I also love to remind our students of the fact that there were more classical playwrights than just Shakespeare! Most writers from 100 years in either direction of Shakespeare’s time were just as skilled but have the misfortune of simply “not being Shakespeare.”
Aphra Behn (1640–1689) has the distinction of being one of the first women in recorded history to make her living as a full-time playwright. The women in her plays have more lines compared to her near-peer playwrights (especially Shakespeare). They also assert more control over their lives than is typical for a classical work. When the idea of this play came to me, it was the first play I considered that felt right—right tone, right size, right amount of literary quirkiness, and I felt our students here could do it justice.
For women in Behn’s time, you were your father’s or brother’s responsibility until you were married to your husband. It was expected that, as a dutiful daughter, you would do whatever the males in your life asked of you. Yet, Florinda and Helena wrest control into their own hands and, within the confines of their society, achieve their own ends—to the consternation of the males by whom they are surrounded.
This play premiered in 1677 and takes place in Florence, Italy, during Carnival. We moved it to French New Orleans in 1785 and found a cultural analogue in Mardi Gras.
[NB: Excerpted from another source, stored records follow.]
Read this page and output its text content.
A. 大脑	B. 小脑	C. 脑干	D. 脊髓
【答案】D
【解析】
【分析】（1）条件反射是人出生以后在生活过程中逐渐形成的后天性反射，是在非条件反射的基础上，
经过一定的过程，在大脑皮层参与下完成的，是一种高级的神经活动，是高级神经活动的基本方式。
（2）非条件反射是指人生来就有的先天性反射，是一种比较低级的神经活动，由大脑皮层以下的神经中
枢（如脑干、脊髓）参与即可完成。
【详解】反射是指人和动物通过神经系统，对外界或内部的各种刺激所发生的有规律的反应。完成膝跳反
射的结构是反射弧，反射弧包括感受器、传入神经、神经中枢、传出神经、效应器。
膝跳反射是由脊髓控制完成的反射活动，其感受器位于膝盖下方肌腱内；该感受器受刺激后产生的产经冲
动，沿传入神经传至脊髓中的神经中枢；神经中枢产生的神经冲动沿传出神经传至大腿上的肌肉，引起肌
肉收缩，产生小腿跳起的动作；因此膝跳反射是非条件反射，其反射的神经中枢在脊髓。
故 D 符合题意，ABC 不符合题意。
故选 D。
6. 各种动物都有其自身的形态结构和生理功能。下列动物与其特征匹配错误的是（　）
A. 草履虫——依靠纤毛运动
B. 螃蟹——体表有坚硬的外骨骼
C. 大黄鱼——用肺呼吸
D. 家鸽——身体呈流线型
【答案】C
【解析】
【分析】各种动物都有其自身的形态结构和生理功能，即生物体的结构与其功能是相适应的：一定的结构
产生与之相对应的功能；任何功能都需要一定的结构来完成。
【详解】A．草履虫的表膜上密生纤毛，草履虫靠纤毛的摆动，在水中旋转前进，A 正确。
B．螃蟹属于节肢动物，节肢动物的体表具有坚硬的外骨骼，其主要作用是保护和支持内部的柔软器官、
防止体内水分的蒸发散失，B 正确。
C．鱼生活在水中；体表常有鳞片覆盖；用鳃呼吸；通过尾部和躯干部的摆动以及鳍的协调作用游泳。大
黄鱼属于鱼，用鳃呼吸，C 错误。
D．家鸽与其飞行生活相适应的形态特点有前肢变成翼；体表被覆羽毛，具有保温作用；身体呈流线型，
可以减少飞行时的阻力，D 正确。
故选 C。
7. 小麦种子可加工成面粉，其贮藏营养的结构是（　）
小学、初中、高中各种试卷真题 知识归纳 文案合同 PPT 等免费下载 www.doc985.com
There are touches of both the truly historical and the utterly modern. While the language remains largely what Behn wrote, I get the feeling that you will understand it anyway.
If you are nervous whenever you sit down to watch a classical show, do your best to relax. These characters are just people who need things—to marry the person they love, to earn a living, to be petty to an ex, or to resolve a love triangle. We did our best to take this language down off the lofty shelf of classical literature and bring you real people with real problems they have two hours and fifteen minutes to solve.
If an actor talks to you, I encourage you to talk back.
Welcome to The Rover. I hope you laugh as much as I do.